Thank you to Kyair for continuing to model stellar teaching, especially in these challenging times.

A Note on Realistic Transitions to Distance Learning

I write this knowing full well that many districts, including my own, are still working to establish device and wireless access for all students, and that asynchronous learning is currently the norm. Honestly, as a parent of a second grader, that was an easier Week 1 start for me, too.

Also, everyone – Kyair included – has rightfully focused first and foremost on the health and well-being of our students and communities.

By celebrating Kyair for being way ahead of the pack in standing up awesome synchronous learning experiences, I don’t mean to judge anyone who’s still figuring it all out. We’re all still figuring it out. Leaders like Kyair can help us figure more things out.

I’ll try to collect additional exemplars of teacher leadership as well as strong options for asynchronous cases in a separate blog.

Thank you, reader, for everything you are doing to bring connection, normalcy, and ongoing learning to our kids during this challenging time.

A Few More Resources

For folks trying to get their heads around classes via Zoom, here are some helpful resources. At the bottom of the blog, you’ll find steps to create an educator account.

A video that many have found useful: How to Use Zoom for Remote and Online Learning.

In EdSurge, Tony Wan collected info on avoiding the ‘hijacks, hijinks, and hazards’ of remote learning via Zoom, including strategies to combat Zoombombing.

Kyair is bringing a Zoom guru – Anders Lindgren – to ELAchat to answer any pro-level questions. In the meantime, they compiled these helpful resources for key Zoom features:

Further, Kyair co-signs these Zoom settings for teachers:

For Google Classroom,  North Carolina created a parent-facing guide to Google Classroom (smart!).

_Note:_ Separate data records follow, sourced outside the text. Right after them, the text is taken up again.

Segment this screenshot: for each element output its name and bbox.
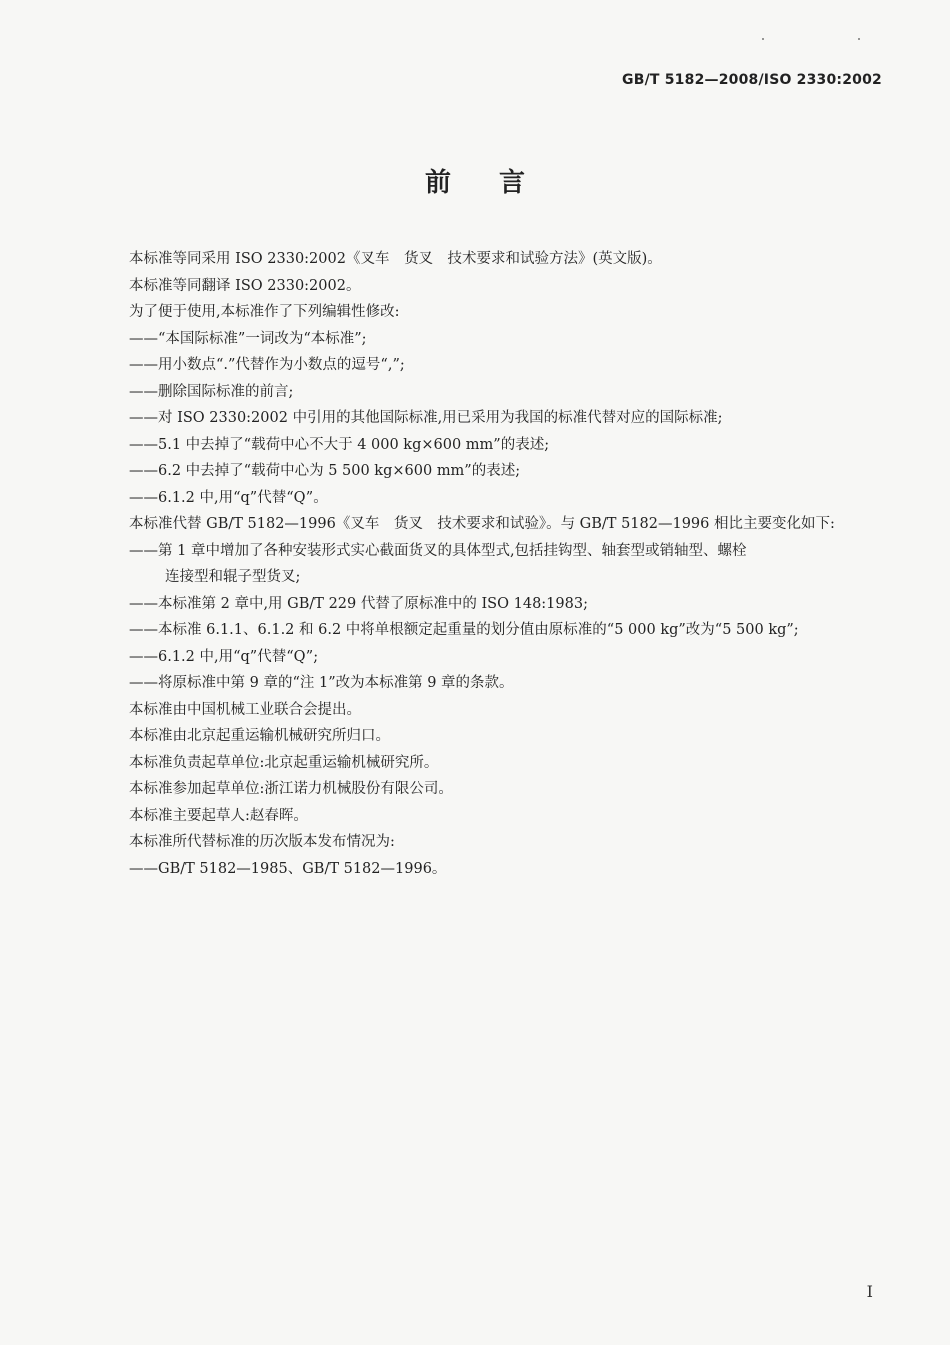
line-text: ——GB/T 5182—1985、GB/T 5182—1996。: [129, 860, 447, 877]
list-item: [93, 458, 885, 485]
line-continuation: 连接型和辊子型货叉;: [165, 569, 301, 585]
line-text: 本标准参加起草单位:浙江诺力机械股份有限公司。: [129, 781, 453, 797]
scan-speck: [762, 38, 764, 40]
list-item: [93, 644, 885, 671]
paragraph: [93, 697, 885, 724]
line-text: ——6.1.2 中,用“q”代替“Q”。: [129, 489, 328, 506]
line-text: ——删除国际标准的前言;: [129, 383, 294, 400]
line-text: 本标准由中国机械工业联合会提出。: [129, 701, 361, 718]
line-text: ——本标准 6.1.1、6.1.2 和 6.2 中将单根额定起重量的划分值由原标准的“5 000 kg”改为“5 500 kg”;: [129, 622, 799, 638]
line-text: 本标准代替 GB/T 5182—1996《叉车 货叉 技术要求和试验》。与 GB/T 5182—1996 相比主要变化如下:: [129, 516, 835, 532]
paragraph: [93, 803, 885, 830]
list-item: [93, 379, 885, 406]
list-item: [93, 352, 885, 379]
line-text: 本标准等同翻译 ISO 2330:2002。: [129, 277, 361, 294]
line-text: 本标准所代替标准的历次版本发布情况为:: [129, 834, 395, 850]
paragraph: [93, 750, 885, 777]
paragraph: [93, 273, 885, 300]
line-text: 为了便于使用,本标准作了下列编辑性修改:: [129, 304, 400, 320]
paragraph: [93, 299, 885, 326]
paragraph: [93, 723, 885, 750]
line-text: ——对 ISO 2330:2002 中引用的其他国际标准,用已采用为我国的标准代替对应的国际标准;: [129, 410, 723, 426]
list-item: [93, 538, 885, 591]
list-item: [93, 432, 885, 459]
line-text: ——将原标准中第 9 章的“注 1”改为本标准第 9 章的条款。: [129, 675, 514, 691]
line-text: ——用小数点“.”代替作为小数点的逗号“,”;: [129, 357, 405, 373]
scan-speck: [858, 38, 860, 40]
list-item: [93, 485, 885, 512]
line-text: ——本标准第 2 章中,用 GB/T 229 代替了原标准中的 ISO 148:1983;: [129, 595, 588, 612]
line-text: 本标准负责起草单位:北京起重运输机械研究所。: [129, 754, 439, 771]
foreword-body: [93, 246, 885, 882]
list-item: [93, 617, 885, 644]
list-item: [93, 405, 885, 432]
line-text: ——6.1.2 中,用“q”代替“Q”;: [129, 648, 319, 665]
line-text: 本标准等同采用 ISO 2330:2002《叉车 货叉 技术要求和试验方法》(英文版)。: [129, 251, 662, 267]
line-text: ——第 1 章中增加了各种安装形式实心截面货叉的具体型式,包括挂钩型、轴套型或销轴型、螺栓: [129, 542, 747, 559]
list-item: [93, 591, 885, 618]
page-title: 前言: [424, 168, 573, 198]
line-text: 本标准由北京起重运输机械研究所归口。: [129, 728, 390, 744]
paragraph: [93, 776, 885, 803]
list-item: [93, 856, 885, 883]
paragraph: [93, 511, 885, 538]
list-item: [93, 326, 885, 353]
standard-code: GB/T 5182—2008/ISO 2330:2002: [622, 72, 882, 88]
line-text: ——5.1 中去掉了“载荷中心不大于 4 000 kg×600 mm”的表述;: [129, 436, 550, 453]
list-item: [93, 670, 885, 697]
page-number: I: [866, 1282, 873, 1301]
paragraph: [93, 246, 885, 273]
line-text: ——6.2 中去掉了“载荷中心为 5 500 kg×600 mm”的表述;: [129, 463, 521, 479]
line-text: 本标准主要起草人:赵春晖。: [129, 807, 308, 824]
paragraph: [93, 829, 885, 856]
line-text: ——“本国际标准”一词改为“本标准”;: [129, 330, 367, 347]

Lastly, here’s a thread with my parent reflections as my daughter was putting her toes in the Zoom water – the good, the bad, the hilarious, the pajamas. (So much pajamas.) It has a few things for teachers to look out for when getting into remote meetings.

The most important reflection is at the end, about her social-emotional needs during this time. Because that is ultimately the most important part.

How to Set Up Zoom as an Educator

Zoom is free! Zoom, a platform for video conferencing, small group working, screen sharing and more and it has opened their platform for Education for free!

To get started:

Step 1. Sign-up for your account using your district provided or work email.

Step 2. Get verified as an educator in order to gain access to a better free version!

Step 3. Login and play around with the features. Look for these tools: small group breakout rooms, hand raising features, chat features etc.